Alors expliquez-moi en quoi l'industrie textile ça pollue parce que vous dites que tous les acteurs de l'industrie textile polluent. Alors, on a plusieurs plusieurs pollutions. La première, on je vous parlais des gaz à effet de serre, c'est parce que là sur l'Ultrafast Fassion, on est encore dans uniquement des livraisons de produits par euh gros porteur 600 avions gros porteur par jour, ce qui est énorme parce qu'ils n'ont pas de points de vente physique, parce qu'ils fabriquent à l'autre bout du monde, tout cela effectivement est livré par avion.
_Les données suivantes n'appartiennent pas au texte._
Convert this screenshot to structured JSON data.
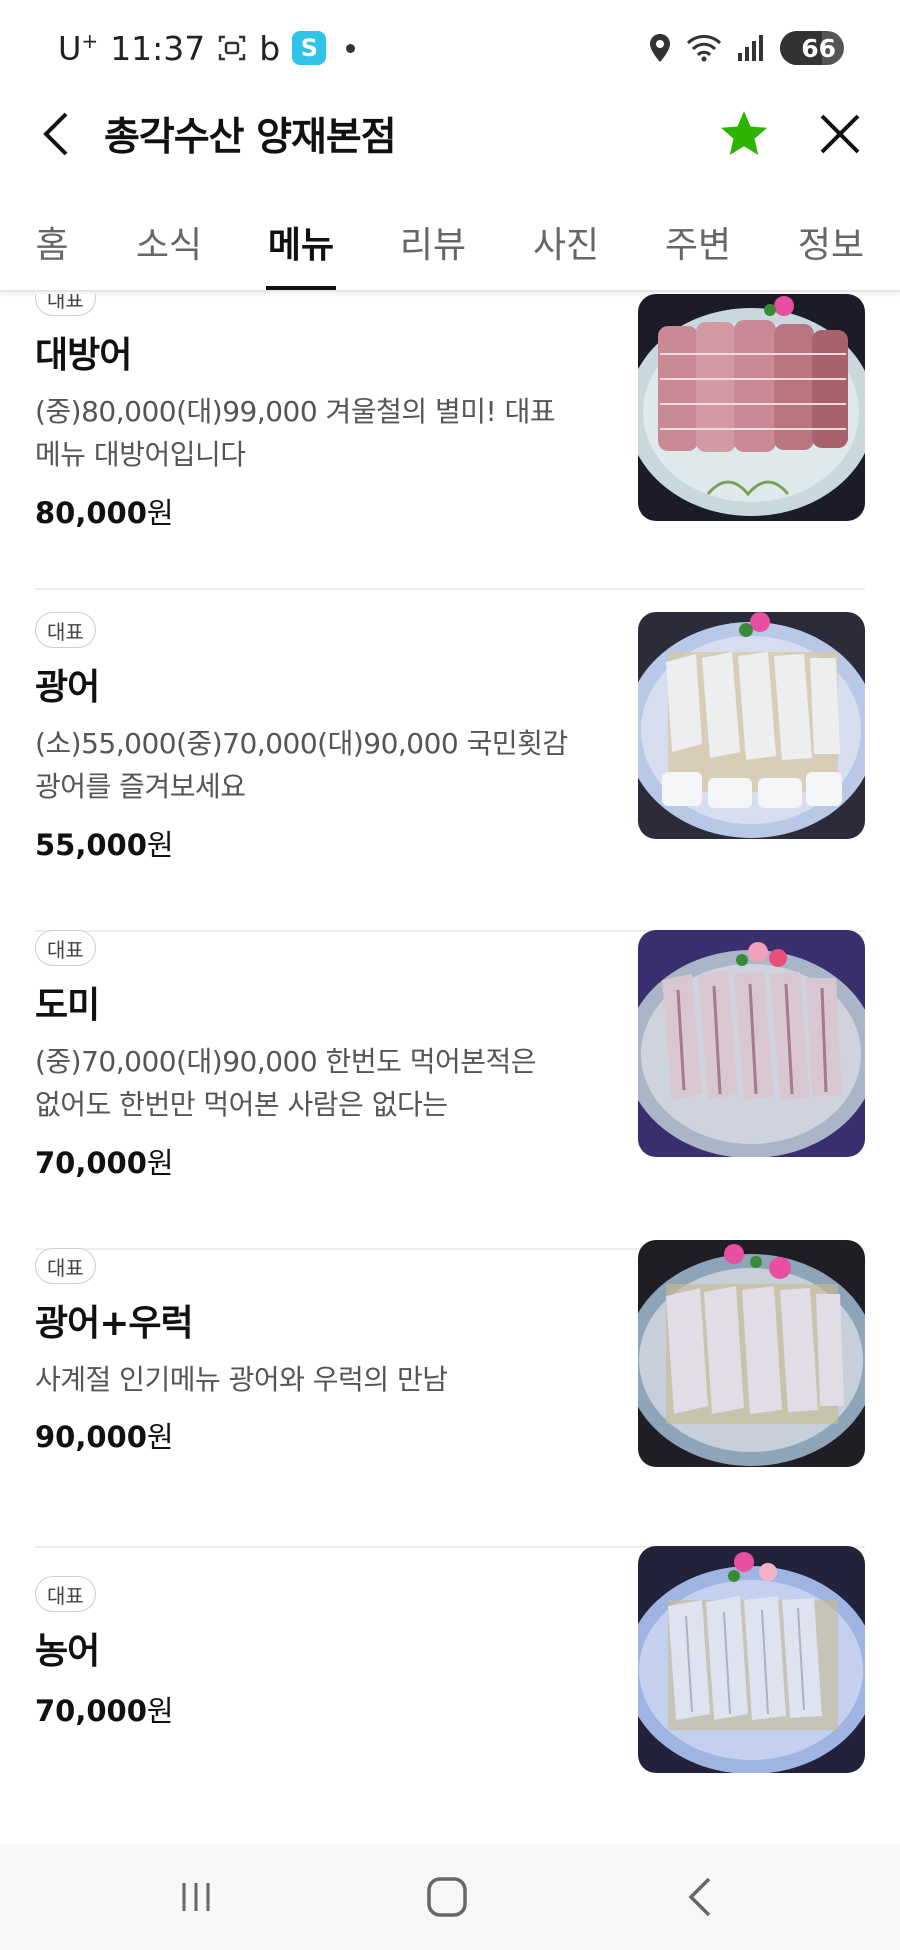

Ensuite, on a une pollution des eaux. Alors, on a, on le sait he l'industrie textile va demander énormément d'eau. En Inde, on est en train de totalement épuiser justement les nappes pour la fabrication du textile.
Donc, on épuise les nappes, on les pollue. Pourquoi on les pollue ? D'une part parce que on va utiliser des produits solvants, des teintures qui ne sont pas autorisées en Europe et qui fait que avec les lavages, ça va s'écouler dans les eaux.
On estime que 70 % des eaux en Chine sont polluies. Et puis un autre aspect sur la pollution des eaux, de l'air, du sol, c'est aussi les microplastiques. L'Ultrafast fashion, elle va privilégier des matières synthétiques.
Exemple polyester. Donc là, on a une consommation de pétrole énorme pour pouvoir les fabriquer. Chaque fois que vous allez le laver, vous allez disyer des microparticules de plastique et là ça se répond sur la planète entière.
Est-ce que aujourd'hui la loi telle qu'elle est figée aujourd'hui avant la commission disparitaire, est-ce qu'elle quand même permet des avancées sur le plan écologique ? Pourquoi elle peut permettre des avancées écologiques ? Au-delà des des du principe ou des trois principes d'information, de sanction et d'interdiction de la publicité, il y avait aussi une volonté d'information.
Ça c'est extrêmement important parce que aujourd'hui on a une consommation, on a une surconsommation de textile. En moins de 20 ans, on a doublé on a doublé le nombre de vêtements qu'on achetait par an. Ça veut dire que on l'a doublé tout en diminuant 30 % le budget qu'on y consacrait.
Donc on achète beaucoup plus et de moins bonne qualité, on peut l'imaginer. Donc ça veut dire que on a aujourd'hui affaire à un problème qu'on a pas évoqué encore, c'est l'excès de déchets que nos filières sont incapables en France et en Europe de traiter. Donc ça c'est une première chose, c'est comment on peut à travers cette loi passer un message de davantage de sobriété.
Ça veut pas dire qu'il faut arrêter de s'habiller, ça veut pas dire qu'il faut arrêter d'acheter du neuf, mais ça veut dire qu'il faut juste réfléchir autrement.